Ich weiss ja nicht, ob Menschen die Schlager hören, so überglücklich sind, wie die Musik selbst – oder ob sie gern so überglücklich wären. Auf alle Fälle habe ich mich am Samstagabend für die geschätzte Leserschaft in neue Gewässer gewagt und mir das «Adventsfest der 100’000 Lichter» auf ARD mit Florian Silbereiesen angeschaut.
Wie es der Name verrät, sollte die Show auf die Adventszeit einstimmen und dementsprechend schaute es aus und hörte es sich an. Der Silbereisen wurde sogleich zu Beginn von als Engel verkleideten Kindern mit Hofknicks begrüsst, ein Christkind stand Kindern (die doch lääääängst schlafen sollten) Rede und Antwort, Love was in the Air, Schnee fiel und alle waren unfassbar glücklich und froh und hatten sich schrecklich lieb. So sehr, dass mir meine konstant aus dem Hintern scheinende Sonne im Vergleich sogar mürrisch vorkam.
Kitsch ist wohl das Wort, das mir auf der Zunge liegt. Daran habe ich ja eigentlich nichts auszusetzen. Ich liebe Kitsch. Aber da wurde Kitsch mit Glitzer, Schlagrahm, Streusel und jungfräulichen Einhorntränen angereichert.
Und als wäre das nicht genug, gab da auch noch live einen Heiratsantrag. Stefan Mross ergriff auf der Bühne seine Chance, bei seiner Anna-Carina Woitschack um die Hand anzuhalten. «Einen Engel darf man nicht wegfliegen lassen, einen Engel soll man halten», war einer der Sätze, der während des Antrages fiel. Keine lateinamerikanische Seifenoper hätte das besser inszeniert.
Sonia Liebing hat dann den Mariah Carey-Hit «All I want for Christmas is you» auf Deutsch interpretiert, sich während des Singens romantisch ihrer anwesenden Familie zugewandt und wie alle anderen Gäste vierhunderteinundneuzig Mal betont, wie sehr die Liebe und die Familie bei diesem Fest im Mittelpunkt steht.

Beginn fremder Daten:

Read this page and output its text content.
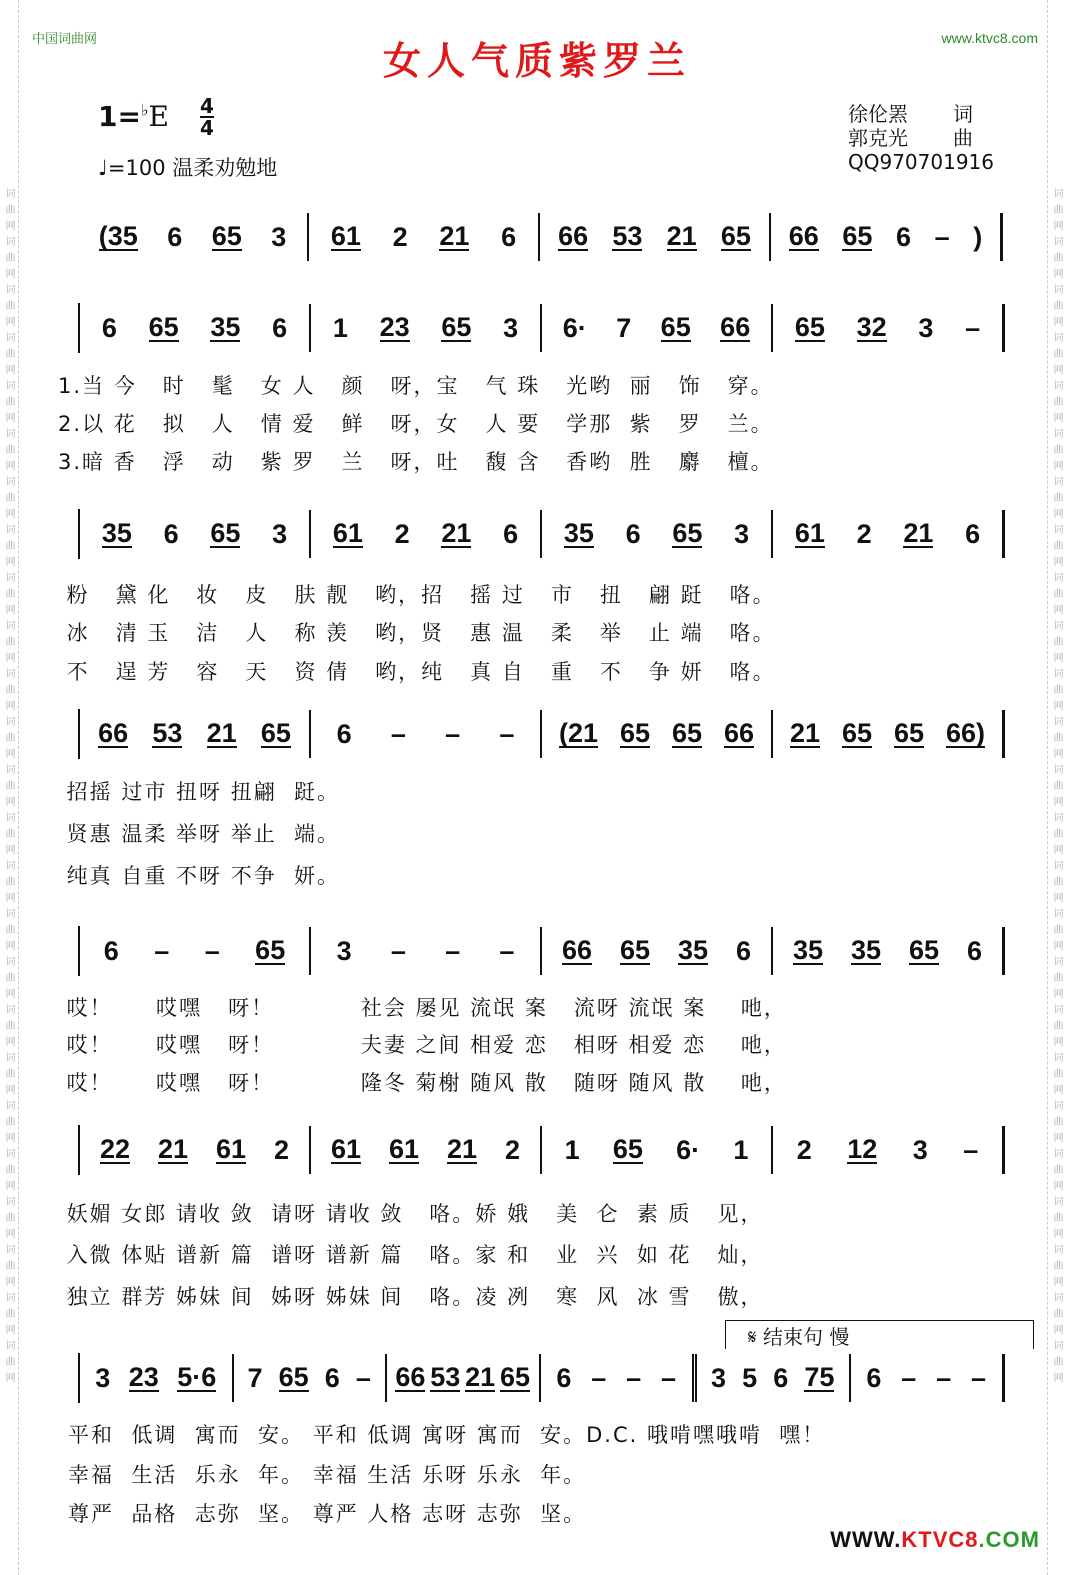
词曲网词曲网词曲网词曲网词曲网词曲网词曲网词曲网词曲网词曲网词曲网词曲网词曲网词曲网词曲网词曲网词曲网词曲网词曲网词曲网词曲网词曲网词曲网词曲网词曲网	词曲网词曲网词曲网词曲网词曲网词曲网词曲网词曲网词曲网词曲网词曲网词曲网词曲网词曲网词曲网词曲网词曲网词曲网词曲网词曲网词曲网词曲网词曲网词曲网词曲网
中国词曲网	www.ktvc8.com
女人气质紫罗兰
1=♭E 4
4
♩=100 温柔劝勉地
徐伦罴 词
郭克光 曲
QQ970701916
𝄋 结束句 慢
(35 6 65 3 61 2 21 6 66 53 21 65 66 65 6 – )
6 65 35 6 1 23 65 3 6· 7 65 66 65 32 3 –
1.当 今   时   髦   女 人   颜   呀，宝   气 珠   光哟  丽   饰   穿。
2.以 花   拟   人   情 爱   鲜   呀，女   人 要   学那  紫   罗   兰。
3.暗 香   浮   动   紫 罗   兰   呀，吐   馥 含   香哟  胜   麝   檀。
35 6 65 3 61 2 21 6 35 6 65 3 61 2 21 6
粉   黛 化   妆   皮   肤 靓   哟，招   摇 过   市   扭   翩 跹   咯。
冰   清 玉   洁   人   称 羡   哟，贤   惠 温   柔   举   止 端   咯。
不   逞 芳   容   天   资 倩   哟，纯   真 自   重   不   争 妍   咯。
66 53 21 65 6 – – – (21 65 65 66 21 65 65 66)
招摇 过市 扭呀 扭翩  跹。
贤惠 温柔 举呀 举止  端。
纯真 自重 不呀 不争  妍。
6 – – 65 3 – – – 66 65 35 6 35 35 65 6
哎！     哎嘿   呀！          社会 屡见 流氓 案   流呀 流氓 案    吔，
哎！     哎嘿   呀！          夫妻 之间 相爱 恋   相呀 相爱 恋    吔，
哎！     哎嘿   呀！          隆冬 菊榭 随风 散   随呀 随风 散    吔，
22 21 61 2 61 61 21 2 1 65 6· 1 2 12 3 –
妖媚 女郎 请收 敛  请呀 请收 敛   咯。娇 娥   美  仑  素 质   见，
入微 体贴 谱新 篇  谱呀 谱新 篇   咯。家 和   业  兴  如 花   灿，
独立 群芳 姊妹 间  姊呀 姊妹 间   咯。凌 冽   寒  风  冰 雪   傲，
3 23 5·6 7 65 6 – 66 53 21 65 6 – – – 3 5 6 75 6 – – –
平和  低调  寓而  安。 平和 低调 寓呀 寓而  安。D.C. 哦啃嘿哦啃  嘿！
幸福  生活  乐永  年。 幸福 生活 乐呀 乐永  年。
尊严  品格  志弥  坚。 尊严 人格 志呀 志弥  坚。
WWW.KTVC8.COM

Kinder waren bei der Show generell und ständig auf der Bühne. Wenn nicht als Engel, dann als Heinzelmännchen oder im Schnee tobende glückliche Menschlein.
Unsere Linda Fäh war da auch noch und sang mit Gitarre zusammen mit dem Silbereisi am Lagerfeuer. Sogar bitzeli uf Schwiizerdütsch hat sie gesungen, zusammen mit ihm. Das fand ich jetzt schon noch herzig.
Dann kam etwas, das ich niemals erwartet hätte: Giovanni Zarrella sang mit seiner Frau Jana Ina «Cosi sei tu», eine italienische Interpretation von Peter Maffays Hit «So bist du». Jana Ina ist ja keine Sängerin und das ist auch absolut in Ordnung, dass man das auch hört.
Aber ich hab mich daran erinnert, dass ich vor einem Jahr an dieser Stelle über die riesige Helene-Fischer-Show schrieb. Die hat damals denselben Song aufgeführt. In der bis heute besten Version, die ich je gehört hab. Da kann ich auch jetzt noch auf Knopfdruck heulen.
Nach drei Stunden war mein Herz so durchgeknetet, dass ich es fast ausschied. Das war so furchtbar viel Glückseligkeit auf dieser Bühne, das hätte schon fast als Weihnachtssatire durchgehen können.